The invention relates to an encoder particularly for ultra fast high resolution flash analog-to-digital converters (ADC).
Two parts can be distinguished in every flash ADC: an analog and digital sections. The analog section of conventional N-bit flash ADCs consists of a reference source, chain of 2.sup.N - 1 resistors and the same number of comparators. The digital section consists of an encoder for sampling comparator output signals, correcting faulty codes and providing binary output code.
The digital output code from the analog section of a flash ADC provided by comparators is referred to as thermometer code since only one pair of adjacent bits is 0 and 1. The code must be sampled and stored as it is unstable due to changes of the ADC input signal, offset voltage drift of comparators, noise, etc.

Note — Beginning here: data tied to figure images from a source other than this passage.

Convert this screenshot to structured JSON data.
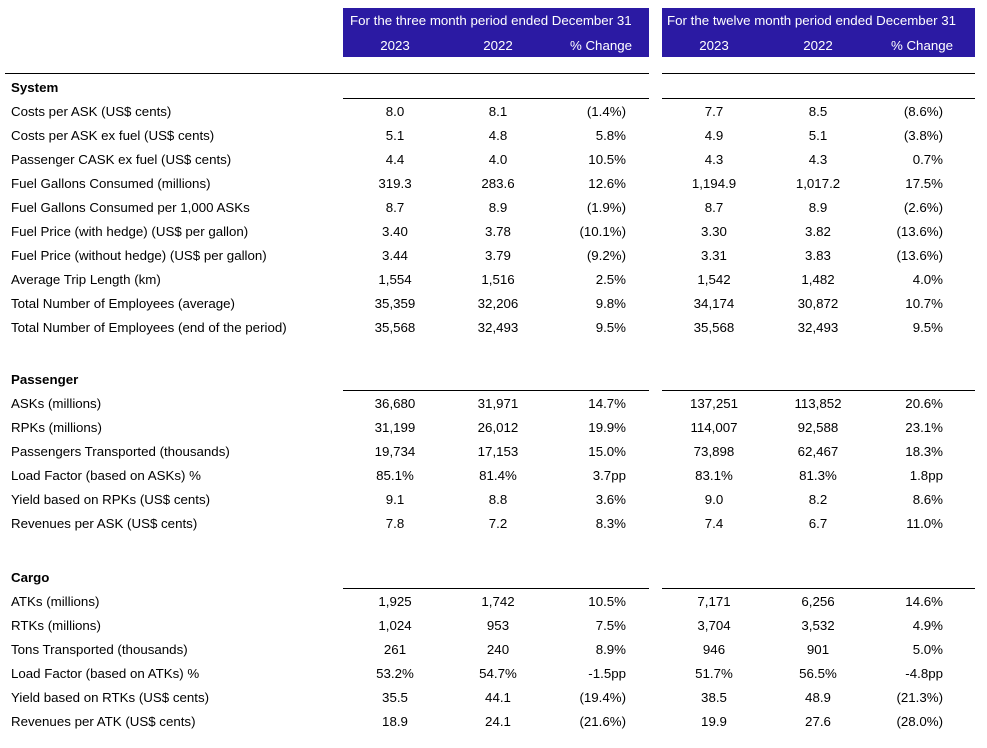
{
  "header": {
    "three_month_title": "For the three month period ended December 31",
    "twelve_month_title": "For the twelve month period ended December 31",
    "columns": [
      "2023",
      "2022",
      "% Change",
      "2023",
      "2022",
      "% Change"
    ]
  },
  "sections": [
    {
      "title": "System",
      "rows": [
        {
          "label": "Costs per ASK (US$ cents)",
          "values": [
            "8.0",
            "8.1",
            "(1.4%)",
            "7.7",
            "8.5",
            "(8.6%)"
          ]
        },
        {
          "label": "Costs per ASK ex fuel  (US$ cents)",
          "values": [
            "5.1",
            "4.8",
            "5.8%",
            "4.9",
            "5.1",
            "(3.8%)"
          ]
        },
        {
          "label": "Passenger CASK ex fuel (US$ cents)",
          "values": [
            "4.4",
            "4.0",
            "10.5%",
            "4.3",
            "4.3",
            "0.7%"
          ]
        },
        {
          "label": "Fuel Gallons Consumed (millions)",
          "values": [
            "319.3",
            "283.6",
            "12.6%",
            "1,194.9",
            "1,017.2",
            "17.5%"
          ]
        },
        {
          "label": "Fuel Gallons Consumed per 1,000 ASKs",
          "values": [
            "8.7",
            "8.9",
            "(1.9%)",
            "8.7",
            "8.9",
            "(2.6%)"
          ]
        },
        {
          "label": "Fuel Price (with hedge) (US$ per gallon)",
          "values": [
            "3.40",
            "3.78",
            "(10.1%)",
            "3.30",
            "3.82",
            "(13.6%)"
          ]
        },
        {
          "label": "Fuel Price (without hedge) (US$ per gallon)",
          "values": [
            "3.44",
            "3.79",
            "(9.2%)",
            "3.31",
            "3.83",
            "(13.6%)"
          ]
        },
        {
          "label": "Average Trip Length (km)",
          "values": [
            "1,554",
            "1,516",
            "2.5%",
            "1,542",
            "1,482",
            "4.0%"
          ]
        },
        {
          "label": "Total Number of Employees (average)",
          "values": [
            "35,359",
            "32,206",
            "9.8%",
            "34,174",
            "30,872",
            "10.7%"
          ]
        },
        {
          "label": "Total Number of Employees (end of the period)",
          "values": [
            "35,568",
            "32,493",
            "9.5%",
            "35,568",
            "32,493",
            "9.5%"
          ]
        }
      ]
    },
    {
      "title": "Passenger",
      "rows": [
        {
          "label": "ASKs (millions)",
          "values": [
            "36,680",
            "31,971",
            "14.7%",
            "137,251",
            "113,852",
            "20.6%"
          ]
        },
        {
          "label": "RPKs (millions)",
          "values": [
            "31,199",
            "26,012",
            "19.9%",
            "114,007",
            "92,588",
            "23.1%"
          ]
        },
        {
          "label": "Passengers Transported (thousands)",
          "values": [
            "19,734",
            "17,153",
            "15.0%",
            "73,898",
            "62,467",
            "18.3%"
          ]
        },
        {
          "label": "Load Factor (based on ASKs) %",
          "values": [
            "85.1%",
            "81.4%",
            "3.7pp",
            "83.1%",
            "81.3%",
            "1.8pp"
          ]
        },
        {
          "label": "Yield based on RPKs (US$ cents)",
          "values": [
            "9.1",
            "8.8",
            "3.6%",
            "9.0",
            "8.2",
            "8.6%"
          ]
        },
        {
          "label": "Revenues per ASK (US$ cents)",
          "values": [
            "7.8",
            "7.2",
            "8.3%",
            "7.4",
            "6.7",
            "11.0%"
          ]
        }
      ]
    },
    {
      "title": "Cargo",
      "rows": [
        {
          "label": "ATKs (millions)",
          "values": [
            "1,925",
            "1,742",
            "10.5%",
            "7,171",
            "6,256",
            "14.6%"
          ]
        },
        {
          "label": "RTKs (millions)",
          "values": [
            "1,024",
            "953",
            "7.5%",
            "3,704",
            "3,532",
            "4.9%"
          ]
        },
        {
          "label": "Tons Transported (thousands)",
          "values": [
            "261",
            "240",
            "8.9%",
            "946",
            "901",
            "5.0%"
          ]
        },
        {
          "label": "Load Factor (based on ATKs) %",
          "values": [
            "53.2%",
            "54.7%",
            "-1.5pp",
            "51.7%",
            "56.5%",
            "-4.8pp"
          ]
        },
        {
          "label": "Yield based on RTKs (US$ cents)",
          "values": [
            "35.5",
            "44.1",
            "(19.4%)",
            "38.5",
            "48.9",
            "(21.3%)"
          ]
        },
        {
          "label": "Revenues per ATK (US$ cents)",
          "values": [
            "18.9",
            "24.1",
            "(21.6%)",
            "19.9",
            "27.6",
            "(28.0%)"
          ]
        }
      ]
    }
  ]
}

An encoder is disclosed by Clark et al. in the abovementioned "Converter for Converting a High Frequency Video Signal to a Digital Signal" U.S. Pat. No. 4,211,999 dated Jul. 8, 1980. The thermometer code is stored in an input register which also provides a pair of section codes. Priority encoders convert the section codes into binary codes. One of the binary codes is selected by a multiplexer in response to a select bit provided from one of the priority encoders. The multiplexer provides the output code of the encoder. The priority encoders separately convert the section codes and binary codes are separately applied to the multiplexer. This results in a very complex structure at a high resolution of the flash ADC. Moreover, the employment of the priority encoders prior to the multiplexer results in large propagation delays, different for different binary codes. The input register is necessary. A very limited error correction is accomplished.
The huge number of the comparators in high resolution flash ADCs results in a very complex gate structure of the encoders. Certain kinds of errors caused by a false response of the comparators are not possible to correct thru a digital correction in the encoder, wherein a final error is large. For instance, the flash ADCs have a tendency to miss a code every few billion conversions, i.e. several times a minute when ADC is sampling at 100 MHz.
Recently invented conversion schemes result in significantly increased speed and resolution of the flash ADCs. Moreover, a possibility of anomalous response of the comparators is significantly reduced. A number of documents addresses these problems and in particular the abovementioned "High Resolution True Flash Analog-to-Digital Converter", "High Accuracy Reference Ladder", both filed on even date herewith and "Flash Analog-to-Digital Converter" U.S. Pat. No. 4,763,106 dated Aug. 9, 1988. All inventions are by the same inventor.